Key rivals such as Dow Chemical and DuPont, the largest US chemical makers, as well as Sabic, posted forecast-beating quarterly earnings in April.
Silvia Quandt Research analyst Harald Gruber said he expects BASF to raise prices for chemicals and plastics, which are in strong demand from automakers and industrial customers in booming Asia.
“This helps to generate low fixed costs per unit produced in facilities and enables producers like BASF to not only pass on higher raw material costs but to achieve a premium on top.”
Earnings before interest and tax (EBIT), adjusted for special items, jumped 40 pct to 2.7 billion euros ($3.77 billion), above the 2.4 billion euro average analyst estimate in a Reuters poll.
BASF said adjusted EBIT, excluding the effect of oil taxes that cannot be offset against German corporate taxes, would rise significantly this year.

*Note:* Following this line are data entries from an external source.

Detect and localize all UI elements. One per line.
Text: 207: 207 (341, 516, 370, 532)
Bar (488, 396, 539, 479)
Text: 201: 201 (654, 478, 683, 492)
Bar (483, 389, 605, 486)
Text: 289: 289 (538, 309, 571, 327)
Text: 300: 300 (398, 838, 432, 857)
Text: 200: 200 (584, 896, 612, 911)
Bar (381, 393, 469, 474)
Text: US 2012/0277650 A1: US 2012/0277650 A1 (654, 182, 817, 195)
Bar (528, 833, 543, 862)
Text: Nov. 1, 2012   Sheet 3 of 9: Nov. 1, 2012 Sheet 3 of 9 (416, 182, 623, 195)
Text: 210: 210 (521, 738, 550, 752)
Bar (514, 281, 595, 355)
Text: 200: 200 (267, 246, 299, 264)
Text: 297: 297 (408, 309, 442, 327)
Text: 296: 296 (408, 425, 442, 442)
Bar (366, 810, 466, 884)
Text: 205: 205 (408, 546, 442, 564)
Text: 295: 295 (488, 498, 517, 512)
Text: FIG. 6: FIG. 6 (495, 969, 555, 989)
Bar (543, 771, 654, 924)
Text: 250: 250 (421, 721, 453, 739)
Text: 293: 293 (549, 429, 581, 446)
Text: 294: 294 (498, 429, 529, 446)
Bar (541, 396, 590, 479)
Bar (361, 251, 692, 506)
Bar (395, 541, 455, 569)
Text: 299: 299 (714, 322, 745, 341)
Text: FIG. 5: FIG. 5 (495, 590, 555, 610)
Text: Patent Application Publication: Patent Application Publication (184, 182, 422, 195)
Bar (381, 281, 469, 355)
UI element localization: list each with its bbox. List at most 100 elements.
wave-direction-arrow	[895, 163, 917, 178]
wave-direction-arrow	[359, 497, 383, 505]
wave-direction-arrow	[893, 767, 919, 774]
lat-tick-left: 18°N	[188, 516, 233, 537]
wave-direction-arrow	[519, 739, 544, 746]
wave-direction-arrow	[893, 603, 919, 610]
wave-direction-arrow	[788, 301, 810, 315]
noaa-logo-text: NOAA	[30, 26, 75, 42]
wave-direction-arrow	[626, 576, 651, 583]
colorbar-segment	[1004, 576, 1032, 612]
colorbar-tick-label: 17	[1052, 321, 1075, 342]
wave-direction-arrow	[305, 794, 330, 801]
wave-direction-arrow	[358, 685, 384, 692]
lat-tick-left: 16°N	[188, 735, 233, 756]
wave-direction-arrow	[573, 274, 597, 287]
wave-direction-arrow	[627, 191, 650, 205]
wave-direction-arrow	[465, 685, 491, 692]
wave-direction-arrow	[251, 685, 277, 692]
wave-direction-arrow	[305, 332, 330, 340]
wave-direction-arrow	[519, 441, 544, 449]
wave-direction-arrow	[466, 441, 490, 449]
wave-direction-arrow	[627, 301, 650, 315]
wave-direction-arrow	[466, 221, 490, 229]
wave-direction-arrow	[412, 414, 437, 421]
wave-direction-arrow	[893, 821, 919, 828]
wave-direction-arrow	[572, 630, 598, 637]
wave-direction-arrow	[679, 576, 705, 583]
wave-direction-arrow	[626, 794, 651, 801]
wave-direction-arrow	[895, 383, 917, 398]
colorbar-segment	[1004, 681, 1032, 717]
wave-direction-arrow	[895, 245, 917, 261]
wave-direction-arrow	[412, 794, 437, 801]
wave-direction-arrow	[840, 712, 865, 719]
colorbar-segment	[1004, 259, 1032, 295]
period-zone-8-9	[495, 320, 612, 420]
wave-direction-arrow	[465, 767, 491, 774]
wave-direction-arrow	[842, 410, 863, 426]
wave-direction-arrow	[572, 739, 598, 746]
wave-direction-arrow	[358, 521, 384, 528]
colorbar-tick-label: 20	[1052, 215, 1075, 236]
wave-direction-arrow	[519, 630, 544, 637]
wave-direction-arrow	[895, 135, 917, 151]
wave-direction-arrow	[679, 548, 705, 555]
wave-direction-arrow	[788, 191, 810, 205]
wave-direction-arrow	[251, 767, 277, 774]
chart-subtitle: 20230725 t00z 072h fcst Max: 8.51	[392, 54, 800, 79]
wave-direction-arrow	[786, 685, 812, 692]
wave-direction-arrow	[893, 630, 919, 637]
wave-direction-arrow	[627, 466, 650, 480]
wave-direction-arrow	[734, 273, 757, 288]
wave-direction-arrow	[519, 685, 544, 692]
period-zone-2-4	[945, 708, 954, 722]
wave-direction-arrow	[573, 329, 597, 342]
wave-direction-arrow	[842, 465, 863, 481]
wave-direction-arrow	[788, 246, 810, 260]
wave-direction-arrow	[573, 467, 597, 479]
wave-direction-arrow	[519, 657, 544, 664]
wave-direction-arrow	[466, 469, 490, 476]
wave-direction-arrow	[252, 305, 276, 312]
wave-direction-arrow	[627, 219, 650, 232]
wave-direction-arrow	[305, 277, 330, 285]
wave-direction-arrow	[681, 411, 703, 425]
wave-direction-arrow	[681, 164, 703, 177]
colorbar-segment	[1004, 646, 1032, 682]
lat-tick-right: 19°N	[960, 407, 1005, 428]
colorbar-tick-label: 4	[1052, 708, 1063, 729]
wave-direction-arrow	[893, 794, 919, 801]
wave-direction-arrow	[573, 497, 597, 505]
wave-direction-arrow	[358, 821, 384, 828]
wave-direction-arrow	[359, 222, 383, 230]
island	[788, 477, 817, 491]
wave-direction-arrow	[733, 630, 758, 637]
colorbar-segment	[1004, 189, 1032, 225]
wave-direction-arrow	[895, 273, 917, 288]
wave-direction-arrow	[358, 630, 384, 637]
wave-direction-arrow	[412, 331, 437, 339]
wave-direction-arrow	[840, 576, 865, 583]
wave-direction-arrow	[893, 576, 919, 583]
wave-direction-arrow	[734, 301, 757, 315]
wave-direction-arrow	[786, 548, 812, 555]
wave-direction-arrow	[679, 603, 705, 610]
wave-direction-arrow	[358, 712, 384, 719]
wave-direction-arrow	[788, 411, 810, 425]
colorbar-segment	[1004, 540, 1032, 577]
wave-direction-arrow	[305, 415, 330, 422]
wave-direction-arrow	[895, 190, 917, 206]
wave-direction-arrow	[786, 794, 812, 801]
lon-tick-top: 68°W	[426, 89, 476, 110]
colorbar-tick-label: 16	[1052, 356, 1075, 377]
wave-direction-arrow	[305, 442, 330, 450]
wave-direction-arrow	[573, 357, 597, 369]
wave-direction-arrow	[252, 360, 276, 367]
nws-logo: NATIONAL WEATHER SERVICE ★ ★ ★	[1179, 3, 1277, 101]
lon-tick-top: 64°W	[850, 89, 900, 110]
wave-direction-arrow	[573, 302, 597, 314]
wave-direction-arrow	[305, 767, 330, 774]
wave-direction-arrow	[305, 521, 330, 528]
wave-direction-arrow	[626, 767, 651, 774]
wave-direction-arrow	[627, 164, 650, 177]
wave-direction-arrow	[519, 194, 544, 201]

BASF also expects to earn a high premium on its cost of capital this year, a measure it uses for setting its annual dividend payments.
That would put it on track to raise its annual payout to shareholders again next year.
At the group’s annual general meeting on Friday, investors are set to rubberstamp a dividend of 2.20 euros per share, up from 1.70 euros last year, when BASF cut its dividend for the first time in 16 years after the global economic crisis forced it to leave many plants idle.
However some investors are disappointed that BASF has not offered to restart a share buyback program this year. It stopped a series of share buybacks last year after the economic crisis struck.
In December, BASF completed the purchase of Germany’s Cognis, a maker of additives for household products, having bought Swiss rival Ciba in 2009. That made BASF the largest maker of additives for plastics and one of the biggest suppliers of paper chemicals.
Friday also marks the handover of Chief Executive Juergen Hambrecht to Finance Chief Kurt Bock, who has said BASF will continue looking for growth in Asia, although finding takeover targets there is a particular challenge.